Résumé de la décision
La décision concerne la requête de M. B...A..., un ressortissant russe, contre un décret du Premier ministre ayant accordé son extradition vers la Fédération de Russie pour l'exécution d'un mandat d'arrêt émis pour des faits de tentatives de vente illégale de stupéfiants. Le Conseil d'État a rejeté la demande d'annulation du décret, considérant que la procédure d'extradition était conforme aux exigences légales et ne présentait pas de violation des droits fondamentaux invoqués par M. A..., notamment concernant les conditions de détention en Russie.
Arguments pertinents
1. Légalité externe :
- Le Conseil d'État a précisé qu'il n'était pas compétent pour examiner les moyens de forme ou de procédure relatifs à l'avis de la chambre de l'instruction. Ainsi, les arguments relatifs à l'absence de traitement inhumain et dégradant et à la prescription de l'action publique ont été écartés.

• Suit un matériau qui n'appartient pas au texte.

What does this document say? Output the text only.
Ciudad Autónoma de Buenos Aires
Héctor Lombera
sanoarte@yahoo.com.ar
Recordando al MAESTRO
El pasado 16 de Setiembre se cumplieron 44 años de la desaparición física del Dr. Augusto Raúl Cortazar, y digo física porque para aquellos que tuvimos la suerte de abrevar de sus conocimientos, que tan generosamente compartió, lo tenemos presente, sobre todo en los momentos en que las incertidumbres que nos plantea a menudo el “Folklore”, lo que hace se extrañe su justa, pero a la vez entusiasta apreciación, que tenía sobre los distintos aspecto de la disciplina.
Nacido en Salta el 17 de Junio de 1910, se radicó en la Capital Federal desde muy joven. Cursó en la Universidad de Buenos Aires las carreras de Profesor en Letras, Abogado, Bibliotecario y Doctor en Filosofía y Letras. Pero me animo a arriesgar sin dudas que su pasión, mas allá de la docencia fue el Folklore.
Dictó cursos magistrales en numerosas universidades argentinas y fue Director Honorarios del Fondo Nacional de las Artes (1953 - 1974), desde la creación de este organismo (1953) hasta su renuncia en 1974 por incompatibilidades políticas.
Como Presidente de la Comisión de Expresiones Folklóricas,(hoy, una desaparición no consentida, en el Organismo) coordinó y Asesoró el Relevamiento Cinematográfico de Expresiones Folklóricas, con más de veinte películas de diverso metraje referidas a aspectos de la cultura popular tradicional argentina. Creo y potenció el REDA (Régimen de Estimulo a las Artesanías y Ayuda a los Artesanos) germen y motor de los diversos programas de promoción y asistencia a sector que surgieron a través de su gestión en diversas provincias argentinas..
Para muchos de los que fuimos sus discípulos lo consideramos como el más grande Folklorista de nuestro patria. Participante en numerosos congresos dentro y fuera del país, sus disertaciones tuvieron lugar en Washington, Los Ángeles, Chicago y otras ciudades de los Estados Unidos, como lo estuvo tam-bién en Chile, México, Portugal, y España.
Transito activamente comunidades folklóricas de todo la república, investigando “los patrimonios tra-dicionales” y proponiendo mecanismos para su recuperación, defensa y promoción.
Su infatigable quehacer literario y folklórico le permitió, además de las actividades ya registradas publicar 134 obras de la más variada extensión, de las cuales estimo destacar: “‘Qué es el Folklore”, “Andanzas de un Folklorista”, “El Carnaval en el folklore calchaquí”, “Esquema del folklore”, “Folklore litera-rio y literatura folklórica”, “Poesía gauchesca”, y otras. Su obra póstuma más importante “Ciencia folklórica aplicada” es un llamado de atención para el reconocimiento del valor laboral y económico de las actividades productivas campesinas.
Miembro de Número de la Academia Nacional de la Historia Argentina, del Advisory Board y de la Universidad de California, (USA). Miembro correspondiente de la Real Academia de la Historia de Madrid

Le décret attaqué est motivé conformément à l'article 3 de la loi n° 79-587 du 11 juillet 1979, qui impose une justification des actes administratifs.
2. Légalité interne :
- La demande d'extradition était accompagnée de tous les documents requis par l'article 12 de la convention européenne d'extradition du 13 décembre 1957, y compris un exposé des faits et une copie certifiée du mandat d'arrêt. Cela démontre que la procédure a respecté les formes nécessaires.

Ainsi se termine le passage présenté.